Comment ce carrefour répond-il aux défis des femmes?

Nous servons environ 160 femmes chaque année. On fait tout ce qu’il faut pour qu’elles s’en sortent. Ça passe par du counseling, des ateliers, des séances de groupe. On met aussi en place des projets. Étincelle (un accompagnement à l’entrepreneuriat) ou encore C’est pas cool (des ateliers de formation) ont par exemple très bien fonctionné.

« Étincelle » et « C’est pas cool », deux projets concluants mais terminés. Gracieuseté

Comment s’établit le premier contact?

Oser parler prend énormément d’énergie. Une victime de violence s’invente toutes sortes de raisons pour repousser l’aide. Elle pense pouvoir s’en sortir toute seule ou a un sentiment de honte. C’est souvent une amie intime qui l’encourage à franchir le pas.

L’école ou la prison peuvent aussi nous alerter.
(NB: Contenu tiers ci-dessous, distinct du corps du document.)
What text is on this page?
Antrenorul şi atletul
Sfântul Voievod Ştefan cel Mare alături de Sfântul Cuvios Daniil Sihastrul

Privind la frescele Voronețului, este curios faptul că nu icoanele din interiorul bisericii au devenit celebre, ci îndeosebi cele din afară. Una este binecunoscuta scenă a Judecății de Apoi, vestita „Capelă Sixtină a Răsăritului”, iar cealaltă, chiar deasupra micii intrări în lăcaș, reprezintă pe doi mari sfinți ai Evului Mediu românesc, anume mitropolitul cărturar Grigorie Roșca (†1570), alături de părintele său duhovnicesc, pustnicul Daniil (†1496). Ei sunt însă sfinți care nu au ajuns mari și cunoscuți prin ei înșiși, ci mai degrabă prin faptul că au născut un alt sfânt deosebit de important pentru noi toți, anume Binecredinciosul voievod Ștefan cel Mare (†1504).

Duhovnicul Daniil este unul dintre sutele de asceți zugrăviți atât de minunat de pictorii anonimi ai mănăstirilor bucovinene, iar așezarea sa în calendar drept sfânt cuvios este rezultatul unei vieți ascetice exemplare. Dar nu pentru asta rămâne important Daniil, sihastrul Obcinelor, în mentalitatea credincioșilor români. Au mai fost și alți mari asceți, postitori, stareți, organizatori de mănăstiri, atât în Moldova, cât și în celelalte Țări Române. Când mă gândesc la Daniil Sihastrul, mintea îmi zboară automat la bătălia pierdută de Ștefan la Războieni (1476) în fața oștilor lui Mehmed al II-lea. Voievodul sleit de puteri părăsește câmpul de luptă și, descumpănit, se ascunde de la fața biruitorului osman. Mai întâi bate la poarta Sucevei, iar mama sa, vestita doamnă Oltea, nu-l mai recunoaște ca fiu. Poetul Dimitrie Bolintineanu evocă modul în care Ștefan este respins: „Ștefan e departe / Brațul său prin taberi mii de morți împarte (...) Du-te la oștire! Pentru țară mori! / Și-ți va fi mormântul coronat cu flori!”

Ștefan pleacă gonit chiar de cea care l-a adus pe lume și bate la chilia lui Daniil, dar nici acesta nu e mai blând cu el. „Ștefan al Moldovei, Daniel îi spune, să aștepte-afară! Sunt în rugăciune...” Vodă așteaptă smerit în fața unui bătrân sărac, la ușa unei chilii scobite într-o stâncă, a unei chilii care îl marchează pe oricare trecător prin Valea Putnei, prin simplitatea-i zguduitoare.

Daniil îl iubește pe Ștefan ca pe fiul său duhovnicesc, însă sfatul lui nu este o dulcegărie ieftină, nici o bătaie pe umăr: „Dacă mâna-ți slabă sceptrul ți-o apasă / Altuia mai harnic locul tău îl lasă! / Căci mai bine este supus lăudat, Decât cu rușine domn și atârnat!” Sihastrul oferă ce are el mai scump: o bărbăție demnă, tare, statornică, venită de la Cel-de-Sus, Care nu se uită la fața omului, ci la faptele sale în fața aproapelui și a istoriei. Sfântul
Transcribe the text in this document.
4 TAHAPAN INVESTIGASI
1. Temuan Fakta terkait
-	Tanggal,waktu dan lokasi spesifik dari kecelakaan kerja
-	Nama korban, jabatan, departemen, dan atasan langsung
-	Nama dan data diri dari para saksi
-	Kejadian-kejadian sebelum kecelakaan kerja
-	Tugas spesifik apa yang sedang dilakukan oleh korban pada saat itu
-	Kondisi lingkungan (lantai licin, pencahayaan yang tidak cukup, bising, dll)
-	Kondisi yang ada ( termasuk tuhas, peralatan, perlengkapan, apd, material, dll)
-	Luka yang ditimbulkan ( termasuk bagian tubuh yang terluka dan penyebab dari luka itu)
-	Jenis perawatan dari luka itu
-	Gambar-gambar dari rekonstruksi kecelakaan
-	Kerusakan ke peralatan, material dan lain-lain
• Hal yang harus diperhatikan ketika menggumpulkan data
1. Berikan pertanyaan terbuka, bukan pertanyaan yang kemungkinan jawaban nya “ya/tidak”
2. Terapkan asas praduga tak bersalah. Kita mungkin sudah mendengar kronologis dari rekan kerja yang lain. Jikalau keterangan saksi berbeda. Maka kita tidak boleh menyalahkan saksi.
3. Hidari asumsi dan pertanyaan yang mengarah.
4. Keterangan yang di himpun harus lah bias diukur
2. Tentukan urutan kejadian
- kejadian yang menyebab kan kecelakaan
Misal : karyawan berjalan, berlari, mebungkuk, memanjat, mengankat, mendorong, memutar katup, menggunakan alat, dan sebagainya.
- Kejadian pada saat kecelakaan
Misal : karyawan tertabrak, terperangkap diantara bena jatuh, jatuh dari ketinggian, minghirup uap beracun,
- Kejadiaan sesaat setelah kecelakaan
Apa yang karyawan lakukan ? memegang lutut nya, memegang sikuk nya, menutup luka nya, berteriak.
On s’assure d’abord qu’elle n’est pas en danger puis on la rassure si elle est en crise. Elle rencontre ensuite une intervenante qui l’écoute, échange avec elle, cerne ses besoins et lui donne des outils.

Vous sentez-vous soutenus par les politiques et la population?

Oui. On est reconnu au niveau de tous les paliers de gouvernement. Nous avons une voix. On fait des recommandations issues du terrain au ministère du Procureur général. On a aussi fait une présentation au Sénat du Canada. Localement, on travaille de très près avec la police et les pompiers. On a organisé une marche silencieuse pour la Journée nationale de sensibilisation sur la violence faite aux femmes. Toute la communauté était présente, une première à London.

Émilie Crakondji reçue par les sénateurs canadiens. Gracieuseté

Quels freins persistent dans votre démarche?

On dessert tout le Sud-Ouest, soit dix comtés, avec quatre employés. Est-ce que c’est réaliste? Non. Pour rencontrer une femme à Sarnia, on met deux heures de route. Trop d’efforts et d’argent vont dans le transport. Notre financement de base est insuffisant. On n’a pas le choix que de s’adapter. On fait du counseling au téléphone mais toutes les femmes n’ont pas accès au téléphone, à l’abri de leur conjoint.

Le financement est-il à la hauteur de vos objectifs?

Le principal problème, c’est que les gouvernements répondent par des approches holistiques avec des projets. On va donc chercher des projets pour obtenir ces financements. Mais il n’y a pas de réponse simple à la violence conjugale, professionnelle ou psychologique. Chaque cas est unique. De plus, qui dit projet, dit un début et une fin. À la fin d’un projet, quand on a plus d’argent, on ne peut plus répondre aux besoins et certaines femmes perdent confiance car elles ne comprennent pas ce mécanisme.

Quel modèle serait-il plus pertinent?

On aurait plutôt besoin d’un financement substantiel et récurrent. On ne peut pas aller de projet en projet, de petits montants en petits montants et chercher constamment une nouvelle idée alors que la précédente marchait. C’est ça ce qu’on vit au quotidien. Ce sont des efforts perdus. C’est d’ailleurs une situation que vivent beaucoup d’organismes communautaires et qui affecte encore plus les francophones car les enveloppes sont allouées au prorata de la population. Ça nous pénalise.

Quelle est votre plus grande satisfaction?

Je me sens utile car ce que je fais ici je n’aurais pas été en mesure de le faire dans mon pays d’origine où la violence est bien plus grave. Ce qui me touche aussi, c’est quand je revois des femmes qui sont passées par le Carrefour et qui me remercient. C’est ma source d’énergie. C’est la preuve qu’on peut changer les défis en opportunités. »


LES DATES CLÉS D’ÉMILIE CRAKONDJI

1996 : Arrivée au Canada, à Chicoutimi (Québec)

2004 : Arrivée à London 

2006 : Devient directrice générale du Carrefour des femmes du Sud-Ouest de l’Ontario

2013 : Reçoit le Prix du Procureur général de l’Ontario pour les services aux victimes

2013 : Réalise une présentation devant le Sénat du Canada

2018 : Nommée sur la Liste d’honneur du maire de London

Chaque fin de semaine, ONFR rencontre un acteur des enjeux francophones ou politiques en Ontario et au Canada.